3. La vente par internet elle-même
L'offensive du Néerlandais DocMorris (cf. supra) sur l'Allemagne a commencé en janvier 2000 en proposant sur son site basé aux Pays-Bas, en allemand notamment, de vendre des médicaments par Internet en toute illégalité. Les pharmaciens allemands ont riposté en poursuivant cette société néerlandaise (cf. supra).
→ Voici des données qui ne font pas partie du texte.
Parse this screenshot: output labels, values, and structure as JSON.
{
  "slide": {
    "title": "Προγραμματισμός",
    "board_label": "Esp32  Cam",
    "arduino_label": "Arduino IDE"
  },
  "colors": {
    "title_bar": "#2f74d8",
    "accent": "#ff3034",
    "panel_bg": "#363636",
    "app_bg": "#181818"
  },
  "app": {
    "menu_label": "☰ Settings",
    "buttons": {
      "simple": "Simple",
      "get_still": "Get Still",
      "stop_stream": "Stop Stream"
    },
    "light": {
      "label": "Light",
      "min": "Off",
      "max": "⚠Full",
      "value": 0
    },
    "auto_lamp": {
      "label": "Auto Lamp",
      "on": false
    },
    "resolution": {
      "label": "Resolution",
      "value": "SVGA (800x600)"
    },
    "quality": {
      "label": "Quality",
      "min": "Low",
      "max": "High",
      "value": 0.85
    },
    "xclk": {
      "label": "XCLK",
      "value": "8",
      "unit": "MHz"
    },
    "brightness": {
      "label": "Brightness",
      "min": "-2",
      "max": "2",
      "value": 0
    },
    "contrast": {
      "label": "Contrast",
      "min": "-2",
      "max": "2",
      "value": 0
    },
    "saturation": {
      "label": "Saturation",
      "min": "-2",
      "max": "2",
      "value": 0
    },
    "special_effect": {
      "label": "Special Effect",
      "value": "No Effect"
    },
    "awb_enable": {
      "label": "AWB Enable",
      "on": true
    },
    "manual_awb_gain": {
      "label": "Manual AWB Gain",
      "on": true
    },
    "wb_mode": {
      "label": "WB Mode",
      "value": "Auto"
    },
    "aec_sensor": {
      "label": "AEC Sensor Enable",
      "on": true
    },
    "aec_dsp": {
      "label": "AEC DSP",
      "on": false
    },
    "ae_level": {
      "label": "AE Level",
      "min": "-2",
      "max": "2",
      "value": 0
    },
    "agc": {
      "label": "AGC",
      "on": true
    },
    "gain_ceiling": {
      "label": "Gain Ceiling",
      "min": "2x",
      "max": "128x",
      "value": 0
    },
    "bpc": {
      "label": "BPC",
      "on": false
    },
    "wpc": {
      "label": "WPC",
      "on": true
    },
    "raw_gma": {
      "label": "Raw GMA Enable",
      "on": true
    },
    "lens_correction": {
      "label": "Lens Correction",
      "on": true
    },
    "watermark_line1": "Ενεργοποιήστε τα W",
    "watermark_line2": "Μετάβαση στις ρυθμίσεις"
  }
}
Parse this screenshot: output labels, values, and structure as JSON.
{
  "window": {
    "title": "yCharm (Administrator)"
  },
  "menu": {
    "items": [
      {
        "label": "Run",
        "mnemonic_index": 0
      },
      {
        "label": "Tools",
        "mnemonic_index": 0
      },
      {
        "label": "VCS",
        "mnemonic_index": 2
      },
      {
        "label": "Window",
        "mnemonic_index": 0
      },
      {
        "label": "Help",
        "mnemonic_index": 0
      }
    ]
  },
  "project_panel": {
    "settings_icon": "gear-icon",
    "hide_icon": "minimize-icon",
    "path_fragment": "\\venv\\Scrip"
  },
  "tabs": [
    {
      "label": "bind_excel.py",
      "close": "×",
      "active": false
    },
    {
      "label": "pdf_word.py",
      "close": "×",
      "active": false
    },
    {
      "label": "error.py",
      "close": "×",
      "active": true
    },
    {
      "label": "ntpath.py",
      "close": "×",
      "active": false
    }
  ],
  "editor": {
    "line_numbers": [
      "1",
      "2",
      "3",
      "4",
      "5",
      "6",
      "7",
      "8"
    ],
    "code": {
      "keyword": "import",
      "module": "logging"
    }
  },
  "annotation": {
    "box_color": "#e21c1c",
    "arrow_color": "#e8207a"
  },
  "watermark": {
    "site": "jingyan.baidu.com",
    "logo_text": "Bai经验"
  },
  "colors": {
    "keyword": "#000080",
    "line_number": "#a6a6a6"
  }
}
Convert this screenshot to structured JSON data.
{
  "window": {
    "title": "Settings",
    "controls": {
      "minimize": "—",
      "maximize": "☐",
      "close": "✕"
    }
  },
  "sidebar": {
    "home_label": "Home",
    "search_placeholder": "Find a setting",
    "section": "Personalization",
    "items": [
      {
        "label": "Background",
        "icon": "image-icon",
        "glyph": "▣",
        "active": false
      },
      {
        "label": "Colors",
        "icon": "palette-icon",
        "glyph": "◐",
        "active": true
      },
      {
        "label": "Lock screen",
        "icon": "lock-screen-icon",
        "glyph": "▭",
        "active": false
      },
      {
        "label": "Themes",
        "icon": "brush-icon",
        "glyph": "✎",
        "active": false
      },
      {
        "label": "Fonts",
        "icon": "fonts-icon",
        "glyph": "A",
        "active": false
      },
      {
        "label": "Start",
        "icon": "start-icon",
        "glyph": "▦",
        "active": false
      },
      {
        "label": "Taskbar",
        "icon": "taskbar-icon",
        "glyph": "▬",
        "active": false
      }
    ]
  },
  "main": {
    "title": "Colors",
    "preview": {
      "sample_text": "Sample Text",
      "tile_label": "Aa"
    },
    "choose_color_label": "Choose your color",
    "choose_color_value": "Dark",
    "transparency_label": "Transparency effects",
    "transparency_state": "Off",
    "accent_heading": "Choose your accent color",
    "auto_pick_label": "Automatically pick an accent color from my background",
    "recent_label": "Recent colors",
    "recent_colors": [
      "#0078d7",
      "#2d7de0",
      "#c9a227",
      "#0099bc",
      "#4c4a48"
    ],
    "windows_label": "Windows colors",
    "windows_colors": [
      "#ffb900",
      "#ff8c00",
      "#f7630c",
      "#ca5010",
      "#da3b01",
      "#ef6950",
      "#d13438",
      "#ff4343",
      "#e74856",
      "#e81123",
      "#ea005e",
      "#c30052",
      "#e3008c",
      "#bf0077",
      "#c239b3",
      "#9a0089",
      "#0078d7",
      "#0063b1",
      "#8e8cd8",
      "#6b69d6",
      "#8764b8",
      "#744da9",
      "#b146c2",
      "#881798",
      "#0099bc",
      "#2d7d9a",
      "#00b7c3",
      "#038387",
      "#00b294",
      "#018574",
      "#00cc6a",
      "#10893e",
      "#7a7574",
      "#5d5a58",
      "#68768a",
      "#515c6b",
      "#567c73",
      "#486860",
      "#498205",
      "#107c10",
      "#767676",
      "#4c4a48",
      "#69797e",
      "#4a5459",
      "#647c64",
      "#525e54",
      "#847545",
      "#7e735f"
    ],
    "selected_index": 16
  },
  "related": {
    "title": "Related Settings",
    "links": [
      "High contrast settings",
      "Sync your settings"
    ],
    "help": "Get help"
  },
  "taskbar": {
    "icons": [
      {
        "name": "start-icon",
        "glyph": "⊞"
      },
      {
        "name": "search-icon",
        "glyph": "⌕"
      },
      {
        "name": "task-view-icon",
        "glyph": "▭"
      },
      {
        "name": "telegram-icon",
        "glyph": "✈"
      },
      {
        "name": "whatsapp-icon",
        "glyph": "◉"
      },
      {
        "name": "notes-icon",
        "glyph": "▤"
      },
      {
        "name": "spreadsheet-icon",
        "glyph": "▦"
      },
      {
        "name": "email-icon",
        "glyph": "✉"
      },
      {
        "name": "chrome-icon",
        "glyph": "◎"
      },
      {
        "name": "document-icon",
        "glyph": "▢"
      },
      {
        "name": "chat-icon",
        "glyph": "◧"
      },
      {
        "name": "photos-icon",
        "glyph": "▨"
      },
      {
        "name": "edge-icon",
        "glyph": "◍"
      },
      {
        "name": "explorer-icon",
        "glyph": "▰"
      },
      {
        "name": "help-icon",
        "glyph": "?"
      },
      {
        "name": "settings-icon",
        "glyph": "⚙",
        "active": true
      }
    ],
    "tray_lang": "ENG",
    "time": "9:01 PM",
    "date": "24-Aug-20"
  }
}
Bien avant que l'arrêt de la CJCE saisie par question préjudicielle par le tribunal allemand compétent soit rendu, les caisses d'assurance-maladie ont invité leurs assujettis à commander leurs médicaments par Internet (en toute illégalité donc) et en assortissant cette incitation d'avantages financiers.
Les organisations professionnelles de pharmaciens allemands ont créé en 2001 leur propre site internet de commande qui permettait de commander à l'avance des médicaments qu'il fallait ensuite retirer physiquement dans la pharmacie la plus proche du patient.
* Avant même que la procédure européenne et nationale de l'affaire DocMorris ait été achevée, le gouvernement fédéral allemand a reconnu (art. 23 de la loi du 14 novembre 2003 précitée) aux pharmaciens le droit de vendre par Internet tous les médicaments . Ainsi, la distinction entre les diffirents types de médicaments n'apparaît même pas dans la nouvelle législation allemande : les médicaments sur prescription médicale exclusive et les médicaments n'exigeant pas de prescription, peuvent être désormais vendus par internet.
Il est à noter que, dans ce cas, cela ne paraît pas, aux yeux des commentateurs, contraire à l'arrêt DocMorris puisque si le texte de cette décision « permet aux Etats-membres d'édicter une interdiction de vente par correspondance des médicaments nécessitant une prescription médicale, elle ne les oblige cependant pas à le faire » (J. Peigné op.cit. page 385).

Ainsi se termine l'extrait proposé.